Rain began to fall just before the first pitch, showers moved through on and off throughout the game, and just before the top of the fifth play had to be halted for 15 minutes after lightning was spotted nearby.
Yet despite it all, the players persisted. Baseball was officially back.
"We're playing baseball, that's what's most important," said Rowley manager Jeff Wood, whose team won 6-1 on a combined no hitter by pitchers Tim Cashman, Kyle Greenler and Garrett Hudson. "Certainly the way we threw the ball I have to be happy about that. Bats took a little while, we kind of expected that, but I thought overall we played a solid game for getting out in the middle of July for the first time all year."
Despite the months-long layoff, the Rams were sharp defensively, and all three pitchers were lights out. Cashman, the former Triton and Merrimack College standout, pitched four perfect innings before giving way to Georgetown's Greenler. The Elon sophomore, who pitched 19.0 innings with a 3.79 ERA this spring before the season was canceled, threw two scoreless innings with four strikeouts despite the lightning delay interrupting his warmup.

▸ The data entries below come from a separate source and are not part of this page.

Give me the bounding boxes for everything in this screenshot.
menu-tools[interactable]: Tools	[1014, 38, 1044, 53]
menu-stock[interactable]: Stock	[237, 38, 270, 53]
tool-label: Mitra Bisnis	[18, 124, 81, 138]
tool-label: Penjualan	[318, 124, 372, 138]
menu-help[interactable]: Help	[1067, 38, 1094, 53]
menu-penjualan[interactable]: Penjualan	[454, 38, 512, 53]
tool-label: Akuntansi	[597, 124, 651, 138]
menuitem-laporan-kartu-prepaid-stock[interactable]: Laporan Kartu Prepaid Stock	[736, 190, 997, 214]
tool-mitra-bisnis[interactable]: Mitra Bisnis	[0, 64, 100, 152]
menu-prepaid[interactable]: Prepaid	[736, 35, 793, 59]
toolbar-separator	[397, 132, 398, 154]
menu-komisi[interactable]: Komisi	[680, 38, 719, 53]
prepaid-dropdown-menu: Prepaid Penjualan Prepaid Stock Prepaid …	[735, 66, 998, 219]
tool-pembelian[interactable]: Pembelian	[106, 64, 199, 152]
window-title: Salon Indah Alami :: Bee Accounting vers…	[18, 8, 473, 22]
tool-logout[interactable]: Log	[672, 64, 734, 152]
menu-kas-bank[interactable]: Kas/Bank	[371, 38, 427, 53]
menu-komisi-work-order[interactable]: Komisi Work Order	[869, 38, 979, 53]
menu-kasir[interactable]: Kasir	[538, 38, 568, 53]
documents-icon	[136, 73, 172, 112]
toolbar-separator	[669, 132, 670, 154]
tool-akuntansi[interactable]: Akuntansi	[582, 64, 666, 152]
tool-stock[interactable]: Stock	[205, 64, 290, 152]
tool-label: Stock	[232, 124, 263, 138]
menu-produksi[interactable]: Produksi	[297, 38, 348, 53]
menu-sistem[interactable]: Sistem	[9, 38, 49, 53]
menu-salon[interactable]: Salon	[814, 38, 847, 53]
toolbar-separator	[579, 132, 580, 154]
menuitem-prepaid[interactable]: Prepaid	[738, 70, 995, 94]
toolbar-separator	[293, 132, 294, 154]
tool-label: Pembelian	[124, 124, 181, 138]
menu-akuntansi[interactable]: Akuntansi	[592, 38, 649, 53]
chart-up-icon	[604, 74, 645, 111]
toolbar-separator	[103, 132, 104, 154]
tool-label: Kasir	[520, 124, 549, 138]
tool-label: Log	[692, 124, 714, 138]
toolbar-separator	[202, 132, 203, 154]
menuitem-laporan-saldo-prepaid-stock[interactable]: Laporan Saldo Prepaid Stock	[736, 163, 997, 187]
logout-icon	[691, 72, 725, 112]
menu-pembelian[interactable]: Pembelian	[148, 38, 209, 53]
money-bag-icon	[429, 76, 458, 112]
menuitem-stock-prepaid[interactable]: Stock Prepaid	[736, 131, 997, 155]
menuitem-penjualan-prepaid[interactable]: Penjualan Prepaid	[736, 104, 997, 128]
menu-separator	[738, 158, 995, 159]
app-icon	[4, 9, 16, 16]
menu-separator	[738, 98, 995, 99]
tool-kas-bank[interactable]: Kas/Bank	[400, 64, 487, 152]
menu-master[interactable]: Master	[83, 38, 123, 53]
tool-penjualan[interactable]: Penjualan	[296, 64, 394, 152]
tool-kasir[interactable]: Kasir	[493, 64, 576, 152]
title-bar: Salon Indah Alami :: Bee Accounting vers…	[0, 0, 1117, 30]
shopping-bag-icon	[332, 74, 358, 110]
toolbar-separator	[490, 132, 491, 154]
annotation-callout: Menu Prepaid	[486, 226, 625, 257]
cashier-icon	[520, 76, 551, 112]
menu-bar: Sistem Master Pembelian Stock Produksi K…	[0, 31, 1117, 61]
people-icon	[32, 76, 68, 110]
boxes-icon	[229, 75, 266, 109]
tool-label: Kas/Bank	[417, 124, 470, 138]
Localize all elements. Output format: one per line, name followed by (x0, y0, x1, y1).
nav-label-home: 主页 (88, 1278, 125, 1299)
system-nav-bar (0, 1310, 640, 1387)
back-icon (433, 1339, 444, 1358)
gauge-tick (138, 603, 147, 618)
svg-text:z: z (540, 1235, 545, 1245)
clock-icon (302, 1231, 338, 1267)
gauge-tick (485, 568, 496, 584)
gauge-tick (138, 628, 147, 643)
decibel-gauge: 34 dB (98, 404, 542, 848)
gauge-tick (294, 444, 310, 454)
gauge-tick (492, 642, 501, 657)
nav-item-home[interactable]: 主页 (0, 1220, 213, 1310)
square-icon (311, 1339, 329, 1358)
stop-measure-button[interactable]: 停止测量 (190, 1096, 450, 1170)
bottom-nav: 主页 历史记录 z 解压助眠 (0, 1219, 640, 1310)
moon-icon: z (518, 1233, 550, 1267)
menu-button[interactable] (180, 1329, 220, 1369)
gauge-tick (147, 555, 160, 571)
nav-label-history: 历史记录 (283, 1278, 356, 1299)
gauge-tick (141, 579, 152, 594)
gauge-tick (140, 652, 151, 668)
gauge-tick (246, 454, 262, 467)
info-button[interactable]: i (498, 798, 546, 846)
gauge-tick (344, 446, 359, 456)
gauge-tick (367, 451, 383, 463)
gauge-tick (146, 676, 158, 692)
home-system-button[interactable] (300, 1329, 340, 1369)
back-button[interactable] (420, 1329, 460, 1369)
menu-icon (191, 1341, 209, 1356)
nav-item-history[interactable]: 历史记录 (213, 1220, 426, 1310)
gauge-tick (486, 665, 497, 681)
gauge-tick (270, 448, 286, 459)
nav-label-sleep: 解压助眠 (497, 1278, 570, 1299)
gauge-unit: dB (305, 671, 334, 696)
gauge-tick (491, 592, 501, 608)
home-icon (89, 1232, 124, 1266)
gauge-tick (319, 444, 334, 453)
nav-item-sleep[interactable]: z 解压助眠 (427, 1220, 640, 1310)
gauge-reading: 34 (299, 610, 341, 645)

"I've been excited all week to come back and play baseball, it's my life basically," Greenler said. "I went out there in warmups and a lightning bolt comes right as I'm about to start, so I have to wait a couple more minutes before I could go, but it felt alright, just got to get back to normal."
Hudson finished the job in the seventh, allowing an unearned run on a walk and two fielding errors. Wood said this was the first no hitter the Rams had recorded that he could remember recently.
"It's been a while. This is grown men with metal bats, it's hard to get a no hitter in these leagues," Wood said. "Timmy Cashman, Greenler and Garrett Hudson, all three of them threw the ball really well, and under the conditions, you've got a wet mound, a wet ball, they really threw the ball well and that should be a strength of ours this year, we've got a lot of arms."
While everybody was thrilled to be back out playing baseball despite the rain, it was clear that many players were still rusty. Rowley only recorded three hits, with the majority of the offense coming courtesy of Beverly's 11 walks. After four clean innings, things came unglued for the Giants in the fifth, when the Rams scored three runs without recording a hit thanks to four walks and a grounder to first that resulted in two runs scoring.
Rowley tacked on three more runs in the bottom of the sixth, leading off with a Joe White hit followed by five walks in the next six at bats, including three in a row with the bases loaded. Beverly got out of the jam with an inning ending double play but couldn't rally in the top of the seventh.